Questa sera ho annullato le voci e sono rimasta qui, a contemplare il dolce declino del giorno.
Ho qui davanti un foglio bianco ed ho pensato di scriverti una lettera:

“Ciao Giacomo, ė da tanto ormai che non ci sentiamo, da quei tempi lontani dove dietro ad una finestra scorgevo il buio ed un interminabile deserto.
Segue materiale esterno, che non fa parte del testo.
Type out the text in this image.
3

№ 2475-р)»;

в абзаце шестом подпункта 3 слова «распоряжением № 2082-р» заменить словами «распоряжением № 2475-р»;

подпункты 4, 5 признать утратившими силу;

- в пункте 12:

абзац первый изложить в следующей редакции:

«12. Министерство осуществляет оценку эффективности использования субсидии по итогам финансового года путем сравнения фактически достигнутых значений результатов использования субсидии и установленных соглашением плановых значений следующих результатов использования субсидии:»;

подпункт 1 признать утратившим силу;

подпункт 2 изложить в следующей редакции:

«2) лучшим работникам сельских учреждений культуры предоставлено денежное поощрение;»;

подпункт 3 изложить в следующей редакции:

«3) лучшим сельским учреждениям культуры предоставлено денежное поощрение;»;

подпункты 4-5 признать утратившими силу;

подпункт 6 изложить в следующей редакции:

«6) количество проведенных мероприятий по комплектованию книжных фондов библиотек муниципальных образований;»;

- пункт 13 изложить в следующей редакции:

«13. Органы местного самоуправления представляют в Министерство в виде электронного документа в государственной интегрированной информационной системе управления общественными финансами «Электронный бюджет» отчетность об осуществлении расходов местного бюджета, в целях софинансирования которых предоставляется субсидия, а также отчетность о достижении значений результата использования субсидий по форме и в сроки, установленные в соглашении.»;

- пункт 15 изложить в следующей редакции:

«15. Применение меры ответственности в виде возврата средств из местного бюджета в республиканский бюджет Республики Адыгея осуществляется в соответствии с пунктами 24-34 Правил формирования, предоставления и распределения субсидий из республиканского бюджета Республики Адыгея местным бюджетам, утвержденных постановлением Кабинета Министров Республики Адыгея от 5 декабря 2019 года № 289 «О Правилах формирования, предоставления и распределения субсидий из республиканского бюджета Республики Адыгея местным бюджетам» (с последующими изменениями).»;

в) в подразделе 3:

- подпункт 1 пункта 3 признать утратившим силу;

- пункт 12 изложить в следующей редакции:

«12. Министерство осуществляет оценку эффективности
Tu mi addolcivi il cuore, mi dipingevi splendidi scenari di vecchi e nostalgici paesi, di verdi vallate e fiumi limpidi e incontaminati.
Quante volte, e qui sorrido, desideravo essere la “Silvia” che decantavi tanto.
Ora mi chiedo, se in un mondo parallelo continui a frequentare quell’antica pasticceria e a rimpinzarti di quei dolcetti che gustavi tanto; se ancora, nelle serate d’inverno, hai sulle gambe il tepore del tuo scaldino.
Vecchi tempi! Anch’io sono un po’ cambiata.
Il tempo è un’ottimo scultore, ma lì, sino al cuore, non può arrivare perché la propria concezione della vita rimane tale.
Ora devo andare, forse un giorno verrò a trovarti, a visitare il tuo ermo colle ed a cogliere a piene mani la tua dottrina.
Grazie maestro… mi sei mancato tanto.”